Maya Marshall’s All the Blood Involved in Love (Haymarket Books) is a striking portrait of womanhood, family, and racial injustice in America. The poems wrestle with difficult truths and bear naked humanity; All the Blood Involved in Love asks readers what makes a family and what a family produces. Maya Marshall’s debut interrogates the current sociopolitical nature and its threat to reproductive rights, choice, and Blackness. These poems wrestle with the expectations that women, especially Black women, must carry as they walk through America. In a time in which legislation has eliminated a woman’s right to choose and objectified their bodies, Marshall writes in “Big Water,” that “terror cannot protect like anger does.” I appreciate and truly value the righteous anger experienced in this work. Marshall examines how much blood and violence exists between justice and family–of the violence anti-reproduction laws perpetuate; the poems are vigilant beacons of what has happened, what is happening, and what is coming for America.
Marshall’s, “An Abortion Ban,” first published in the Boston Review is among my favorites in the book; it paints a harrowing picture of what women, especially Black and brown women, will face as Roe v. Wade is overturned. She writes that an abortion ban “is a body snatcher/ is an ethnic cleansing” and I think how frustrating it is to be a human with a uterus—, how our bodies so easily become objectified by white legislators. The language in “An Abortion Ban” is unrestrained and unassuming.
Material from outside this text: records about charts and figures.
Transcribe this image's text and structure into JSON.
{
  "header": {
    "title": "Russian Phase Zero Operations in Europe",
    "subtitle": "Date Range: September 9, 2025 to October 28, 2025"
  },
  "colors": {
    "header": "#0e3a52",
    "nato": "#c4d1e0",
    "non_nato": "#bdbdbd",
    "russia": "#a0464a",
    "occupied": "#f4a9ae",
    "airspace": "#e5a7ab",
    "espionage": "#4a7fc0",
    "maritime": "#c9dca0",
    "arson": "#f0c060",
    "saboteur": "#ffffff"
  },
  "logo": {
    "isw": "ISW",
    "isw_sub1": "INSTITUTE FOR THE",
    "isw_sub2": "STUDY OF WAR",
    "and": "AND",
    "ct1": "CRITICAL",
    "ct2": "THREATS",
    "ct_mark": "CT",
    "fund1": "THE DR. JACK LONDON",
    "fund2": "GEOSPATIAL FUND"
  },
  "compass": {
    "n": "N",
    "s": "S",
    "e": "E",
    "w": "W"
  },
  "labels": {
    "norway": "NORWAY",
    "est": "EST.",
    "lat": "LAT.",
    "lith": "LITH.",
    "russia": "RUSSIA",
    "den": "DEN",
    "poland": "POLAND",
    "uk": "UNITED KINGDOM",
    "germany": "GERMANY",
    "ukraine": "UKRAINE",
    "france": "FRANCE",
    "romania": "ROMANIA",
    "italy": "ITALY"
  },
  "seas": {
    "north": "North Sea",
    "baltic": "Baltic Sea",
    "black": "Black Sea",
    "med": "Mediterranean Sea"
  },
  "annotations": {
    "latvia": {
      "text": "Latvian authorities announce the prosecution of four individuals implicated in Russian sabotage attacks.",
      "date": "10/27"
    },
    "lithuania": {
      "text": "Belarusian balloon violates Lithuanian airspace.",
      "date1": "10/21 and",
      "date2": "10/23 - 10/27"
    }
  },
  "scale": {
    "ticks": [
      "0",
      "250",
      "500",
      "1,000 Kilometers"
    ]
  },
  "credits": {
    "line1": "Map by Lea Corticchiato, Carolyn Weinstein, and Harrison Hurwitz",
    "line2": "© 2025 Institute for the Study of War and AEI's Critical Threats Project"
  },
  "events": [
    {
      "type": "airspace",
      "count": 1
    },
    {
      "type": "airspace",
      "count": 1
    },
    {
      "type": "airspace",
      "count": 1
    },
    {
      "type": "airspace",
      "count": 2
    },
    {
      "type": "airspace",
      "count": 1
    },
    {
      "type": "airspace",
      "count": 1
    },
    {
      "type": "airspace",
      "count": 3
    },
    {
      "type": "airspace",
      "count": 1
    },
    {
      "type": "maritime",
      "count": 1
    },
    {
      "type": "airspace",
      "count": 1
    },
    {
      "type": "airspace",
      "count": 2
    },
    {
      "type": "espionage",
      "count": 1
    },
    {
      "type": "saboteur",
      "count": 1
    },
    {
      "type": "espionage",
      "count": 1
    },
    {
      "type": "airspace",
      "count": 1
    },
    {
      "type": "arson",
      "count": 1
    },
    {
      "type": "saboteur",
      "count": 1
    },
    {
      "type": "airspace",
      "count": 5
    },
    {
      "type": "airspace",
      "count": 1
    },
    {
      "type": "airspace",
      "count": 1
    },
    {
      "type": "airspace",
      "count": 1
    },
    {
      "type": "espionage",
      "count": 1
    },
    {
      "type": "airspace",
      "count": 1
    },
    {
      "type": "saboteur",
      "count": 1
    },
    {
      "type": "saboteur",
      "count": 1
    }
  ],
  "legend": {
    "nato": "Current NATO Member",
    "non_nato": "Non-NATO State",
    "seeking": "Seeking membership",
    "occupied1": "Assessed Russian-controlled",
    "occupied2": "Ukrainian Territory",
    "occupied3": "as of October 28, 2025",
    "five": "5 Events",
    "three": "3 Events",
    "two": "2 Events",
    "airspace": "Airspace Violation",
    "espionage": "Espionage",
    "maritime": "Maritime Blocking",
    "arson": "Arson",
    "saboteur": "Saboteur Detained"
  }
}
Semen is an innocent bystander.
Penises are just boys being.
A pregnant black woman is a dead black woman.
A black woman who miscarries is a dead crow.
A state legislature is a vulture.
A choice is a liability.
The metaphors are haunting, but they are not written to discourage; rather, I read Marshall’s work and feel empowered. These metaphors, and really the Black woman that forged them, do what good poetry should–reminds and emboldens readers to continue this righteous fight for reproductive justice as well as racial justice.
In “To Deliver a Stillborn Safely” I hear remnants of what Marshall writes in “An Abortion Ban.” She returns to the idea that a woman’s body is a commodity in America; she writes “when I consider pregnancy, I think of American rot.” This is such a visceral analogy about stolen agency.
not the babies but the people cop-murdered in the streets and governments saving rapists’ fruit to spite the women bearing it.
It stinks of God and Mary.
Don’t you know He may enter
any vessel and raise flesh or fire?
Maybe it’s passé to be angry with God,
but fury is part and parcel of love.
This seems to reflect the blood in the relationship between Christian nationalism and the violent use of scripture in lawmaking. In this way, I almost read it as a cry of revenge against spiritual abuse or neglect—themes that are so present in this work.
Maya Marshall’s work is bone-breaking and such important, poignant poetry; she shares not merely a political message but a human message. All the Blood Involved in Love is a blood transfusion.